Boolean Features (CryoSleep, VIP): Treat them as categorical and impute with most frequent value. This avoids introducing bias since only ~2% are missing.
from sklearn.impute import SimpleImputer
# Define the columns we will actually use downstream
numerical_features = ['Age', 'RoomService', 'FoodCourt', 'ShoppingMall', 'Spa', 'VRDeck']
categorical_features = ['HomePlanet', 'Destination', 'Cabin', 'CryoSleep', 'VIP']
# Drop identifier columns from features
id_cols = ['PassengerId', 'Name']
X = df.drop(columns=[target_column] + id_cols, errors='ignore').copy()
# Create imputers
num_imputer = SimpleImputer(strategy="median") # robust to outliers in numericals
cat_imputer = SimpleImputer(strategy="most_frequent") # preserves mode for categoricals/booleans
# Apply the imputers
X[numerical_features] = num_imputer.fit_transform(X[numerical_features])
X[categorical_features] = cat_imputer.fit_transform(X[categorical_features])
# Sanity check: no missing values should remain in these groups
print("Remaining NAs (numeric):", int(X[numerical_features].isna().sum().sum()))
print("Remaining NAs (categorical):", int(X[categorical_features].isna().sum().sum()))
Remaining NAs (numeric): 0 Remaining NAs (categorical): 0
Now, we'll encode categorical features into a numerical format using one-hot encoding with pd.get_dummies()
, which creates binary columns for each category:
# One-hot encode categorical features
X_encoded = pd.get_dummies(X, columns=categorical_features, drop_first=True)
print("Encoded shape:", X_encoded.shape)
Encoded shape: (8693, 6571)
We will now scale the numerical variables. Because the tanh
activation function is centered at zero and outputs values in the range [-1, 1], bringing inputs onto a similar scale is essential. Scaling prevents features with large ranges from dominating learning, stabilizes gradient updates, and accelerates convergence.
Here we normalize values to [-1, 1], aligning the inputs with the activation’s range. This practice improves training efficiency and helps the network learn more reliable non-linear decision boundaries.
from sklearn.preprocessing import MinMaxScaler
# Scale numerical features in the encoded/imputed feature matrix
scaler = MinMaxScaler(feature_range=(-1, 1))
X_scaled = X_encoded.copy()
X_scaled[numerical_features] = scaler.fit_transform(X_scaled[numerical_features])
# Quick preview
print(X_scaled[numerical_features].head())

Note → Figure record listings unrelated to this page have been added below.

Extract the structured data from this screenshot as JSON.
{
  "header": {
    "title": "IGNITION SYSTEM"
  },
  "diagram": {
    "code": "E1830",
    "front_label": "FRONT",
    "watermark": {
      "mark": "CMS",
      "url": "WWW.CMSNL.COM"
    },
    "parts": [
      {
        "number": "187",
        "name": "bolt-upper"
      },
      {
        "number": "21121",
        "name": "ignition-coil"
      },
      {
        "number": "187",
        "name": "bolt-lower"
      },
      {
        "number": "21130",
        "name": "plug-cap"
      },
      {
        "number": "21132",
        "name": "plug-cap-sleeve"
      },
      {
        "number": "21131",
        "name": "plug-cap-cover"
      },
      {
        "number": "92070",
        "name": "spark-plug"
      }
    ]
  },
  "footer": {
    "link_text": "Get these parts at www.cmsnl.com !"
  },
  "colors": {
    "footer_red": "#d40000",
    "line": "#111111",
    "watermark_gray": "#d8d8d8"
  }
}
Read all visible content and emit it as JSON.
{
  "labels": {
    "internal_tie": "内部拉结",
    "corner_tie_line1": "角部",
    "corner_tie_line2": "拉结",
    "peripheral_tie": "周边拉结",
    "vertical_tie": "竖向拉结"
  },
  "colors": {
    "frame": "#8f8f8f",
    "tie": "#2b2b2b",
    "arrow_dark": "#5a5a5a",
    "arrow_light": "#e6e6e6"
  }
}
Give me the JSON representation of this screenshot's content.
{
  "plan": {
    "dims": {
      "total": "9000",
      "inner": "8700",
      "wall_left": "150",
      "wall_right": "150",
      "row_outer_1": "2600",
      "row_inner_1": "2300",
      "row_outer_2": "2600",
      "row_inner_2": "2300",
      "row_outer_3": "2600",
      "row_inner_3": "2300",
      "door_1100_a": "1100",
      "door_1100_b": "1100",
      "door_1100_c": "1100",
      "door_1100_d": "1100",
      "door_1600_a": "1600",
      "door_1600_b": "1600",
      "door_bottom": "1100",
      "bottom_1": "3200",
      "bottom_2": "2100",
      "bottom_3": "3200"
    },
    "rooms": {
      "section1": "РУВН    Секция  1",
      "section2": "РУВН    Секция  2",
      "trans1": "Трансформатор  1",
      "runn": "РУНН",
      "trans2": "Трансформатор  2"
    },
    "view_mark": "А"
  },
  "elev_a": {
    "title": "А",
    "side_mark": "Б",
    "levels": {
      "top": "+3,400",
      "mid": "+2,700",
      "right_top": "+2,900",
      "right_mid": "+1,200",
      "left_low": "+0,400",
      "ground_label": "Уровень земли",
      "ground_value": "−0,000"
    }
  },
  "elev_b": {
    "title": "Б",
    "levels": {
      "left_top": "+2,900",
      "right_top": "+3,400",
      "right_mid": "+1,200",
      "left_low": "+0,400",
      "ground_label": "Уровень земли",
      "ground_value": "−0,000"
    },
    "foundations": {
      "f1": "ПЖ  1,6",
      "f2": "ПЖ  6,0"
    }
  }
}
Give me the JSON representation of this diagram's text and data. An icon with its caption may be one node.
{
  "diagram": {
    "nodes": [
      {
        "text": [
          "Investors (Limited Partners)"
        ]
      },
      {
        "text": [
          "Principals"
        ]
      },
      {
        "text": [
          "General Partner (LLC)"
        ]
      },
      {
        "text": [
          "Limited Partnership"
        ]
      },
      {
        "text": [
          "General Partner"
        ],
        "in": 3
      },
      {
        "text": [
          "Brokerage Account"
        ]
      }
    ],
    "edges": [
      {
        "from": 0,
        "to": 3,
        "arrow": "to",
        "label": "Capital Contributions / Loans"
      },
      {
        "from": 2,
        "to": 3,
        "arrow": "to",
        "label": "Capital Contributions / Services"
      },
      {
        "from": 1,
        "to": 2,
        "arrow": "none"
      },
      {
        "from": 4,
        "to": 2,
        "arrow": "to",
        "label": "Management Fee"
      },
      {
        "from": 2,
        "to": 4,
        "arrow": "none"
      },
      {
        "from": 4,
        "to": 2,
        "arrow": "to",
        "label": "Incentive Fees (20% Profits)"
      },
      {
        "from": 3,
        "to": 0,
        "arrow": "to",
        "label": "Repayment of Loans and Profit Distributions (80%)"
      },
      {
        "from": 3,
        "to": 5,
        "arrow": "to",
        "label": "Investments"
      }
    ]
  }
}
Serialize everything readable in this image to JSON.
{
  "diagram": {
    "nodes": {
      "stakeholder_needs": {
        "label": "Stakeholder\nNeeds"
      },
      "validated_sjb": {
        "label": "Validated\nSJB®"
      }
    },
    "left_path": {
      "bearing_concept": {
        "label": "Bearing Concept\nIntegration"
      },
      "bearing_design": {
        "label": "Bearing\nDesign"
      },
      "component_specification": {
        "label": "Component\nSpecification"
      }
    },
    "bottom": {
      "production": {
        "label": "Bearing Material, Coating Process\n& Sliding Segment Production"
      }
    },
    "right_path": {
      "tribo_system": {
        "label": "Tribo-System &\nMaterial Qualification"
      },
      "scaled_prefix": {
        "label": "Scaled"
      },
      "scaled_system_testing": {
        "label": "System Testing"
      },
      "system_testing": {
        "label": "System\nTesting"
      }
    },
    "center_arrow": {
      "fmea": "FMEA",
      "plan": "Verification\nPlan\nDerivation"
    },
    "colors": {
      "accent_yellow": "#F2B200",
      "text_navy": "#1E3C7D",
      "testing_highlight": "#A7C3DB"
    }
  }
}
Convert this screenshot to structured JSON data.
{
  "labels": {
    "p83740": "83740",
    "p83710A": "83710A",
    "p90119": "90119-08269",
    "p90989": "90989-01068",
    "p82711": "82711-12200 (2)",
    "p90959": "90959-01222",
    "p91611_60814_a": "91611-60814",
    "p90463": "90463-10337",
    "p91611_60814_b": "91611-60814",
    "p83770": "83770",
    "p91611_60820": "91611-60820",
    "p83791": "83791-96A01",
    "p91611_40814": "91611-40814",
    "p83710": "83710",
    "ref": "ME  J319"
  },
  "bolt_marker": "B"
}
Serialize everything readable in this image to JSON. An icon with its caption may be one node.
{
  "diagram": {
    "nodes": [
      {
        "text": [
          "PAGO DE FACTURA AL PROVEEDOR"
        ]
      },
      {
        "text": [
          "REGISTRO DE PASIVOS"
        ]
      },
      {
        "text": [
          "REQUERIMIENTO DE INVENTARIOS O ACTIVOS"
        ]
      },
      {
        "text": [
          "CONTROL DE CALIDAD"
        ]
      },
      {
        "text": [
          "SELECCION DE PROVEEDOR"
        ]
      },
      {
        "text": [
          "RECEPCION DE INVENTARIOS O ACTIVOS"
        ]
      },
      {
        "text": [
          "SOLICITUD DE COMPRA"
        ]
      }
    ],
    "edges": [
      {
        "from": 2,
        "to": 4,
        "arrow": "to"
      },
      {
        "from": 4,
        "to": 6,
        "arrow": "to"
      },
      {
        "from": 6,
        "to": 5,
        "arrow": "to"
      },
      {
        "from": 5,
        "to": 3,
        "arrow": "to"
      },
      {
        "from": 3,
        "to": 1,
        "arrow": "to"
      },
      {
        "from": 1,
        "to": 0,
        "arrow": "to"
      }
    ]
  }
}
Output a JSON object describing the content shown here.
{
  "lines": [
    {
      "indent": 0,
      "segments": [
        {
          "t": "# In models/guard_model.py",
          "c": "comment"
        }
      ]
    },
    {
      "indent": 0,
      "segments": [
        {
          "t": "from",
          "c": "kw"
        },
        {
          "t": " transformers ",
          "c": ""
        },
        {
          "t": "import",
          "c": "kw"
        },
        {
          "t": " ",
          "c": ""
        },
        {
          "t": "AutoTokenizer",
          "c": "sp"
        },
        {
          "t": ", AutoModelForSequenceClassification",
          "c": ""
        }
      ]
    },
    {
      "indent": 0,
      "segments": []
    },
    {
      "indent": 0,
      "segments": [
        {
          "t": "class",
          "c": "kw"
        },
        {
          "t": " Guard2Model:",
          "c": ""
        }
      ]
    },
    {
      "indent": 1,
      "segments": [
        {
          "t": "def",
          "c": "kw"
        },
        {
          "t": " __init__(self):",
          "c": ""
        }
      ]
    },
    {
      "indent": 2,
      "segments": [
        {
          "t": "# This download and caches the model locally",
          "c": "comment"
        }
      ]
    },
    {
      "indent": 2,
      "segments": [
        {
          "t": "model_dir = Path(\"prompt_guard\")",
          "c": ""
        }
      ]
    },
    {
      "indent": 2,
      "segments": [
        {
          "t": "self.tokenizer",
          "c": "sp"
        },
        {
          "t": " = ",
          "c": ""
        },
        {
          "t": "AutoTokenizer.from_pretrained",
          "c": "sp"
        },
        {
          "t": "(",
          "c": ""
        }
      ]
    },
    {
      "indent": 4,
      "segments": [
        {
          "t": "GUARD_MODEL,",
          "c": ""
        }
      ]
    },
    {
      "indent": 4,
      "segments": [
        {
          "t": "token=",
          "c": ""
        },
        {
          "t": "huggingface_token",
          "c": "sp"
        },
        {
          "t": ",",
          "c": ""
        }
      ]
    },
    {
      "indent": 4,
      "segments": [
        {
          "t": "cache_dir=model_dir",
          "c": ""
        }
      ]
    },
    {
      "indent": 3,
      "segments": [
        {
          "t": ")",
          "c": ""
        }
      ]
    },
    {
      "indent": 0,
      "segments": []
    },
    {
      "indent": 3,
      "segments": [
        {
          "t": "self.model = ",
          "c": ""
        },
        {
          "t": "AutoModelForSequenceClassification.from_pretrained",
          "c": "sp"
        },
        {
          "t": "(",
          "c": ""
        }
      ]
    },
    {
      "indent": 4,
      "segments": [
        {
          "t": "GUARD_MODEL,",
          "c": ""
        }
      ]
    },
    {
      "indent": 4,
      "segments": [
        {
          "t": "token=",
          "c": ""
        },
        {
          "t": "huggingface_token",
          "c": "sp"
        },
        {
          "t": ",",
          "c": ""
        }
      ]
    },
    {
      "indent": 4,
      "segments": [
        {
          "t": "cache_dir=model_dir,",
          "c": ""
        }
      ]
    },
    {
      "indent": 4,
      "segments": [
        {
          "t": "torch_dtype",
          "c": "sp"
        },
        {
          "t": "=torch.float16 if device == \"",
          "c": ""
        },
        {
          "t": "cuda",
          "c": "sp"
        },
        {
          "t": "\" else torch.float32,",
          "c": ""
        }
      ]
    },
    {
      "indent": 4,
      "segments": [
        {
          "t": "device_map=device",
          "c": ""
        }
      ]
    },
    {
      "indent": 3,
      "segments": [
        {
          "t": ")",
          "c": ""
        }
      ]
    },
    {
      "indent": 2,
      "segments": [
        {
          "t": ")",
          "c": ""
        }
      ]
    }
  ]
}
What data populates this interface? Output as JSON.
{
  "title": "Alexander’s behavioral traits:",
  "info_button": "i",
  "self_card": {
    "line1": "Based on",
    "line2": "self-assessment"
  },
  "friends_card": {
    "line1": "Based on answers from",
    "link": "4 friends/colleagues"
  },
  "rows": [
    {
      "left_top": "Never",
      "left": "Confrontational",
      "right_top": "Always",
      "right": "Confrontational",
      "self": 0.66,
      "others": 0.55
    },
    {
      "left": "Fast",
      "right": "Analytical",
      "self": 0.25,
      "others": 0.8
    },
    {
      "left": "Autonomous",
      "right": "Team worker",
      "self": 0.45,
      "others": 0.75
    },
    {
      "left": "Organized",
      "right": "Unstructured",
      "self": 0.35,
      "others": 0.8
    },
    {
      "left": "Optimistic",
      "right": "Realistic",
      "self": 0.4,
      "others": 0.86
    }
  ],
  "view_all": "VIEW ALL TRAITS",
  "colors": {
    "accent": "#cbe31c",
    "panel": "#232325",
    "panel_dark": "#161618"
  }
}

Age RoomService FoodCourt ShoppingMall Spa VRDeck 0 -0.012658 -1.000000 -1.000000 -1.000000 -1.000000 -1.000000 1 -0.392405 -0.984784 -0.999396 -0.997872 -0.951000 -0.996354 2 0.468354 -0.993997 -0.760105 -1.000000 -0.400660 -0.995939 3 -0.164557 -1.000000 -0.913930 -0.968415 -0.702874 -0.984005 4 -0.594937 -0.957702 -0.995304 -0.987145 -0.949572 -0.999834
Visualize the Results¶
We'll now create histograms for FoodCourt
and Age
before and after scaling to show the difference, the values should be between [-1, 1] instead of their original values, following the same distribution:
import matplotlib.pyplot as plt
fig, axes = plt.subplots(2, 1, figsize=(16, 10))
# FoodCourt before
df['FoodCourt'].dropna().hist(bins=30, ax=axes[0])
axes[0].set_title('FoodCourt — Before Scaling')
# FoodCourt after
X_scaled['FoodCourt'].dropna().hist(bins=30, ax=axes[1])
axes[1].set_title('FoodCourt — After Scaling ([-1, 1])')
plt.show()
fig, axes = plt.subplots(2, 1, figsize=(16, 10))
# Age before
df['Age'].dropna().hist(bins=30, ax=axes[0])
axes[0].set_title('Age — Before Scaling')
# Age after
X_scaled['Age'].dropna().hist(bins=30, ax=axes[1])
axes[1].set_title('Age — After Scaling ([-1, 1])')
plt.show()
AI Assistance¶
I used AI (ChatGPT) to help with:
- Reviewing my code and outputs for clarity.
- Suggesting improvements to formatting and readability.
All code was executed, tested, and validated locally by me. Nothing was done with AI that I didn't understand.